Seasons Change

We’ve heard it all before….”It’s my time now.” The kid(s) is gone and my world has been turned upside down in a way that’s exciting and deeply sad all at the same time. But how can that be?

In my case, my ‘one hit wonder’ daughter had a dream; a big dream; some would say an impossible dream, but she went after it and it came true. To earn a scholarship and play volleyball at a U.S. Division 1 School, so how can I be upset at that? So what if it’s a five hour plane ride away in California and a three hour time difference….so what right?! Truthfully, the jury is still out on that. But non the less, she did it and I couldn’t be more in awe of her. So now what? September has rolled on by, no back to school supplies lying around my house, no backpack left by the front door. No volleyball practise to drive to, no training sessions to get her to in rush hour, no eating like old people (no offence) and eating dinner before the sun sets in the middle of winter because I insist on eating as a family before the long hour and a half drive to practise.

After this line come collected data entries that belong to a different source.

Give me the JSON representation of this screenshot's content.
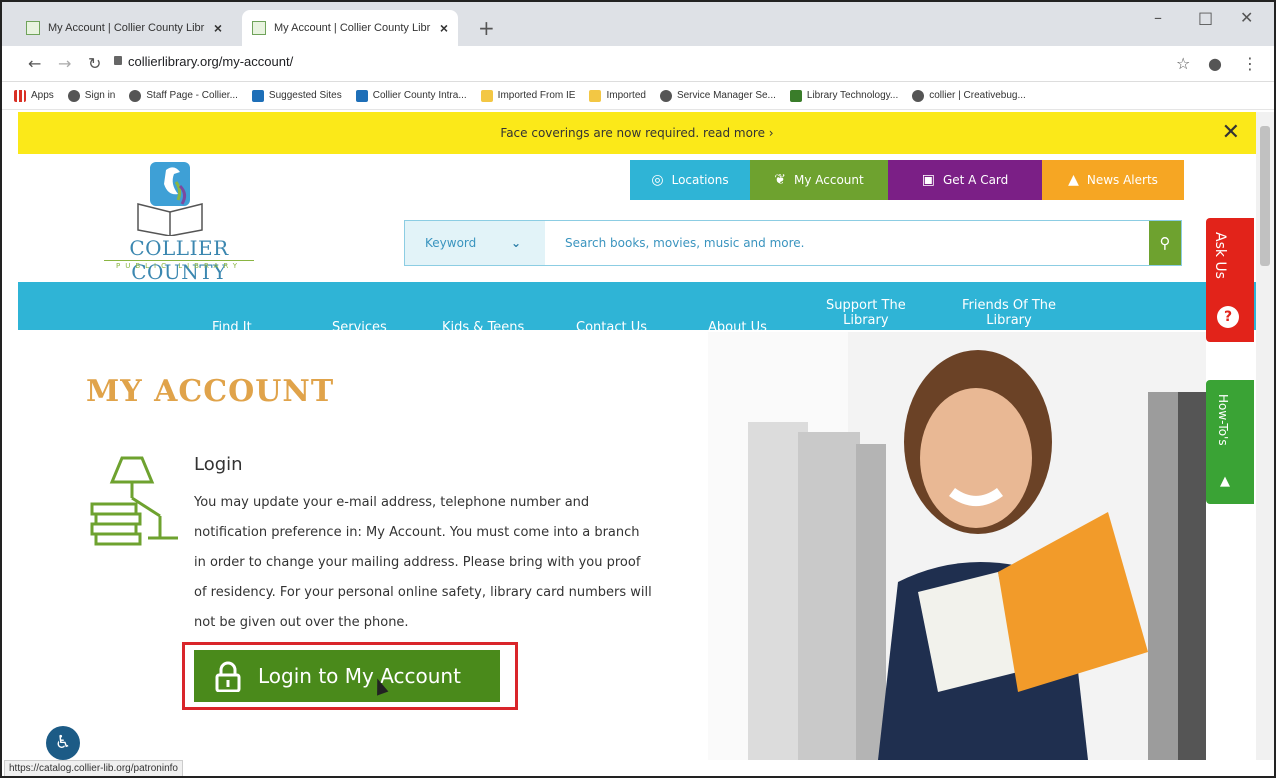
{
  "browser": {
    "tabs": [
      {
        "title": "My Account | Collier County Libr"
      },
      {
        "title": "My Account | Collier County Libr"
      }
    ],
    "url": "collierlibrary.org/my-account/",
    "bookmarks": [
      {
        "label": "Apps",
        "icon": "apps-icon"
      },
      {
        "label": "Sign in",
        "icon": "globe-icon"
      },
      {
        "label": "Staff Page - Collier...",
        "icon": "globe-icon"
      },
      {
        "label": "Suggested Sites",
        "icon": "bookmark-icon"
      },
      {
        "label": "Collier County Intra...",
        "icon": "sharepoint-icon"
      },
      {
        "label": "Imported From IE",
        "icon": "folder-icon"
      },
      {
        "label": "Imported",
        "icon": "folder-icon"
      },
      {
        "label": "Service Manager Se...",
        "icon": "globe-icon"
      },
      {
        "label": "Library Technology...",
        "icon": "bookmark-icon"
      },
      {
        "label": "collier | Creativebug...",
        "icon": "globe-icon"
      }
    ],
    "status_url": "https://catalog.collier-lib.org/patroninfo"
  },
  "alert": {
    "text": "Face coverings are now required. read more ›"
  },
  "logo": {
    "name": "COLLIER COUNTY",
    "sub": "PUBLIC LIBRARY"
  },
  "top_buttons": {
    "locations": "Locations",
    "my_account": "My Account",
    "get_card": "Get A Card",
    "news": "News Alerts"
  },
  "search": {
    "keyword_label": "Keyword",
    "placeholder": "Search books, movies, music and more."
  },
  "nav": {
    "find_it": "Find It",
    "services": "Services",
    "kids_teens": "Kids & Teens",
    "contact_us": "Contact Us",
    "about_us": "About Us",
    "support": [
      "Support The",
      "Library"
    ],
    "friends": [
      "Friends Of The",
      "Library"
    ]
  },
  "side_tabs": {
    "ask_us": "Ask Us",
    "how_tos": "How-To's"
  },
  "page": {
    "title": "MY ACCOUNT",
    "login_title": "Login",
    "login_body": "You may update your e-mail address, telephone number and notification preference in: My Account. You must come into a branch in order to change your mailing address. Please bring with you proof of residency. For your personal online safety, library card numbers will not be given out over the phone.",
    "login_button": "Login to My Account"
  },
  "colors": {
    "alert": "#fbe919",
    "cyan": "#2fb4d6",
    "green": "#6ea22f",
    "purple": "#7b1f86",
    "orange": "#f6a623",
    "red": "#e2231a",
    "title_gold": "#e0a34a"
  }
}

No volleyball tournaments and meal planning for that, no travel schedules to organize, flights, hotels, rental cars and restaurant reservations for 30 people. No school parties, concerts or semi formals to shop for, nope, it’s just my time now. Don’t get me wrong, I have a lot of stuff to do, and I’ve got projects on the back burner that have needed my attention for a very long time. But I think I’m in some kind of mourning. Glad the pain (the hustle and bustle) is over, but missing what once was.

I’ve got a lot to write about, so this won’t be the last of me for such long periods of time. I just need to figure out what direction I want to go.